12/10/15

Eduardo Costa is a leading conceptual artist, the co-author of the very first manifesto of conceptualism. The ultimate goal of his actions and words is to think, analytically and ironically. Costa is both serious and witty, and his work possesses gravitas and lightness






Eduardo Costa, Conceptualism and Other Fictions: The Collected Writings of Eduardo Costa, 1965–2015, Ed. by Patrick Greaney, Trans. by Jen Hofer and John Pluecker, Les Figues Press, 2015.
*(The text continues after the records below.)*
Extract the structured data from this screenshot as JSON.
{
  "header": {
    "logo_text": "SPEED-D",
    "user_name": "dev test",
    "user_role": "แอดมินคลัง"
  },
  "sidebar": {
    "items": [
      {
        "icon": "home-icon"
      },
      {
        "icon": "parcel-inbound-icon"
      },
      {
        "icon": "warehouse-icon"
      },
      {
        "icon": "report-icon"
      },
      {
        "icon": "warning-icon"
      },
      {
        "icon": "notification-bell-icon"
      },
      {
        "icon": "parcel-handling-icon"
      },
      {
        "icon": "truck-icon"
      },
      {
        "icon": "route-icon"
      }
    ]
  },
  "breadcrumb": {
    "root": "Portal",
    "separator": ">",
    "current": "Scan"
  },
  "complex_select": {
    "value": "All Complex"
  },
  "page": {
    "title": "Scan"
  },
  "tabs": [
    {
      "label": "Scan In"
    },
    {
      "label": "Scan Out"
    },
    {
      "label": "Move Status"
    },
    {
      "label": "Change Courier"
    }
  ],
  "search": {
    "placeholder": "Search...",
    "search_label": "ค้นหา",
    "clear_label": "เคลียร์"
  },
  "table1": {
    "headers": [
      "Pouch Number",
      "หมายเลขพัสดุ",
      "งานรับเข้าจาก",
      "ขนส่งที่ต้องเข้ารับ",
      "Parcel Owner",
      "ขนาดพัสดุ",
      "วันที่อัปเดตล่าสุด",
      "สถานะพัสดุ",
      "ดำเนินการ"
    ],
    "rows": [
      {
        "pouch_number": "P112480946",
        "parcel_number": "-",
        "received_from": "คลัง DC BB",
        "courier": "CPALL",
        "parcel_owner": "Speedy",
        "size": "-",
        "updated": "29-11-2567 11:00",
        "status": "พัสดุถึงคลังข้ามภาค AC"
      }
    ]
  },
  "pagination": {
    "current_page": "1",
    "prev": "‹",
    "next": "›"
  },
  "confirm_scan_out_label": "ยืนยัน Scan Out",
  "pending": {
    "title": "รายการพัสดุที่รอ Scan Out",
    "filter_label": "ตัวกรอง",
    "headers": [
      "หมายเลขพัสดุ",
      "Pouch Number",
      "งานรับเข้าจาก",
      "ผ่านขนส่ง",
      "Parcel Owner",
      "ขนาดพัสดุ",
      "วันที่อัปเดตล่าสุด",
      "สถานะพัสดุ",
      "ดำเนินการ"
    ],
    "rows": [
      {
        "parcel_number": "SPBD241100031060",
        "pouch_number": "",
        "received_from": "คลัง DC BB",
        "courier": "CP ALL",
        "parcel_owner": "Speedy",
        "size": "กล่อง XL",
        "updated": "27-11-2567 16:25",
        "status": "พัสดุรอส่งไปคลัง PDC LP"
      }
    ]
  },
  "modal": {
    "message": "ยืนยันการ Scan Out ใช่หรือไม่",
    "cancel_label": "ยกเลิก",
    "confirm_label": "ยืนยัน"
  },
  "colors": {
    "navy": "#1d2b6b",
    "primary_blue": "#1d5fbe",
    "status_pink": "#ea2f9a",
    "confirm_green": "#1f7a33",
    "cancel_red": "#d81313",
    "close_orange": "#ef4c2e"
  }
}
Eduardo Costa is a leading conceptual artist, the co-author of the very first manifesto of conceptualism. He is someone who thinks through art. The ultimate goal of his actions and words is to think, analytically and ironically. Costa is both serious and witty, and his work possesses gravitas and lightness. Conceptualism and Other Fictions is more than a brilliant title: it’s a true and daring proposition and an urgent read. Like Duchamp, who might be Eduardo Costa’s alter ego, and whose work can’t be understood without Duchamp du signe, Costa’s work is oeuvre and writing, action and language. This book stands well as Costa du signe. I imagine Eduardo Costa like Pierre Menard, authoring time and again Conceptualism, and Duchamp, as Fictions.– Luis Pérez-Oramas


A valuable anthology that makes clear the historical importance of Eduardo Costa’s art.– Alexander Alberro


Eduardo Costa, a member of the first generation of Latin American conceptualists, gives us first hand insights into the artistic and political moment in Latin America that preceded hegemonic conceptual art. He offers us an invaluable personal document about a time that only recently has become the subject of academic study.– Luis Camnitzer


Eduardo Costa has long been interested, as Patrick Greaney writes in his introduction, in “rethinking materials and concepts of materiality.” This is where Costa joins in with the extraordinary vitality of the intellectual scene in Buenos Aires in the 1960s, its marriage of the questioning of received ideas and the liberty of experimentation. It was a scene in which friendships and collaborations were an essential element of thought, as Costa’s many co-authorships with other artists attest. Costa’s curiosity and thoughtfulness have been a feature of his writing right up to today, which makes this generous compilation so delightful.– Guy Brett


The artist Eduardo Costa was born in Buenos Aires in 1940.  He studied painting and literature and was an active participant in the multimedia experiments in the arts that centered on the Instituto Torcuato Di Tella in Buenos Aires. From 1981 to 2003, he lived in New York, where he exhibited his work and wrote for Art in America, Flash Art, and other magazines. Since 2003, he has lived in Buenos Aires. His work is in the permanent collections of Museum of Modern Art, the Metropolitan Museum, the Guggenheim, Museu de Arte Moderna do Río de Janeiro, Museo Nacional de Bellas Artes (Buenos Aires), Museo de Arte Moderno de Buenos Aires, and the Fundación Jumex, among others.